Я непонимающе смотрю на Джо.
– На сейфе, где хранилось ружье.
Очкастый удивленно качает головой, а его коллеги роются в бумагах.
– Когда мы опрашивали тебя в госпитале, ты сказала, что ружье хранилось в бельевом шкафу. Элиот сказал то же самое.
– Все верно. В бельевом шкафу, внутри которого сейф.
– Там не было сейфа, – возражает очкастый. Я слышу, как стучит пульс в висках.
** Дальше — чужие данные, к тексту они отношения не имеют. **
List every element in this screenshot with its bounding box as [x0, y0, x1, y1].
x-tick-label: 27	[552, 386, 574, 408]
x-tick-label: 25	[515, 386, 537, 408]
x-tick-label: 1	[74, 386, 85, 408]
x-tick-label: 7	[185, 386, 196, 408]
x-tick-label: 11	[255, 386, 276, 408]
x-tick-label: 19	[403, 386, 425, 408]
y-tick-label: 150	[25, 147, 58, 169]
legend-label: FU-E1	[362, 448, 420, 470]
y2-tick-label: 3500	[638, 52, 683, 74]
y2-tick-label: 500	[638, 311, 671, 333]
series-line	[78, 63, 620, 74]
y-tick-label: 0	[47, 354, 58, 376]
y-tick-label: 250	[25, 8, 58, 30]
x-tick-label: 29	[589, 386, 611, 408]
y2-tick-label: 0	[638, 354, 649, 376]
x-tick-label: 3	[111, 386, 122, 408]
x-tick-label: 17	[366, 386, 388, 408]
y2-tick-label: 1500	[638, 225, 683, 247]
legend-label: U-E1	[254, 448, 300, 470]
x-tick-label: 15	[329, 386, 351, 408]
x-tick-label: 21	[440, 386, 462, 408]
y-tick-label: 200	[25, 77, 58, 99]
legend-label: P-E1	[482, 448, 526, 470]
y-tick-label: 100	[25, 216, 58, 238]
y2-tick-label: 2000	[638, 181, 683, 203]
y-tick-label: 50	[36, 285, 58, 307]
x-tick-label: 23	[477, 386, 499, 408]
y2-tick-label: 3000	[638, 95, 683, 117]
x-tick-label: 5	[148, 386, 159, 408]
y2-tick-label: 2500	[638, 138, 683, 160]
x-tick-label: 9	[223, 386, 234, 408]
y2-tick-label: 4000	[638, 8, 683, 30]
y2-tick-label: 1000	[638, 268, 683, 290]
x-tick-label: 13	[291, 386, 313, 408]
– Сейф вмурован в стену, закрыт панелью. Со стороны выглядит как электрический щиток.
Еще одно странное преимущество дома, который мама так любила. Предыдущие хозяева устроили в стене потайной отсек. Эту тайну мы узнали, уже когда въехали.
Тишина.
– Кеннеди, ты можешь еще раз воспроизвести события той ночи? Секунду за секундой. Постарайся вспомнить все максимально точно.
– Хорошо, – соглашаюсь я.
40Нолан
Я сижу в комнате и слушаю все те страшные вещи, о которых говорит Кеннеди. И представляю себя на ее месте. Ее голос убаюкивает. Мне начинает казаться, что я там, с ней.
Мокну под ливнем. Слышу раскаты грома. Вижу, как над домом сверкают молнии.
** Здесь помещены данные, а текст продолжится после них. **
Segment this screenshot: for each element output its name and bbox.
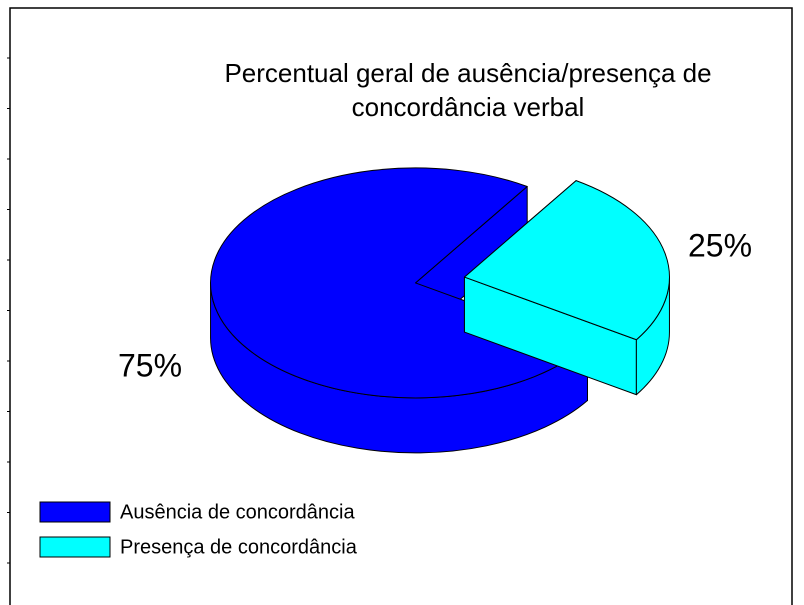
legend-label: Presença de concordância bbox=[120, 536, 358, 558]
legend-swatch bbox=[39, 536, 111, 558]
border-ticks bbox=[7, 57, 10, 564]
slice-top bbox=[463, 180, 670, 341]
legend-label: Ausência de concordância bbox=[120, 501, 355, 523]
legend-swatch bbox=[39, 501, 111, 523]
data-label: 25% bbox=[688, 227, 752, 263]
plot-border bbox=[9, 7, 793, 605]
chart-title: Percentual geral de ausência/presença de… bbox=[224, 58, 712, 122]
data-label: 75% bbox=[118, 347, 182, 383]
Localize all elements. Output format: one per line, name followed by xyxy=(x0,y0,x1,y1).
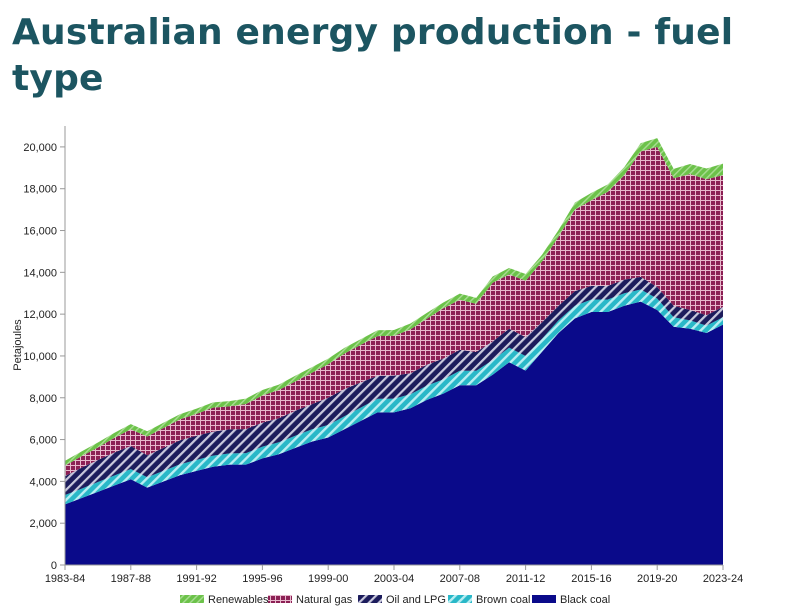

– Я стояла у забора, на самой границе нашего участка. В комнате Элиота светилось окно. Больше в темноте ничего не было видно. Молнии сверкали совсем близко, а мне не хотелось, чтобы меня убило, пока я буду бежать домой. Правда, с таким же успехом молния могла ударить в меня, пока я топчусь у забора. Поэтому я решила, что сразу после следующей вспышки рвану домой. И тут услышала грохот – он прозвучал очень близко и не был похож на гром. Я посчитала от трех до одного – и побежала.
Открываю глаза – Кеннеди смотрит прямо на меня. «Я посчитала от трех до одного», – говорит она, а у меня внутри странное чувство. «Три, два, один!» – слышу я, и дыхание перехватывает. Это же периодичность сигнала. Мы ошиблись: число пи ни при чем, формулы окружности ни при чем, попытки связаться с нами посредством математики – ни при чем. Всего лишь обратный отсчет. Три, два, один.
Это было послание. Она говорит, рассказывает свою историю, но я уже далеко. Я не в этой комнате. Деревья. Деревья теряют очертания, расплываются, потому что я бегу все быстрее. Я бегу за Лайамом. Мы оба младше. Без рубашек. В плавках. Меня хлещут ветки, а Лайам смеется. «Нолан, догоняй!» – кричит он, оборачиваясь.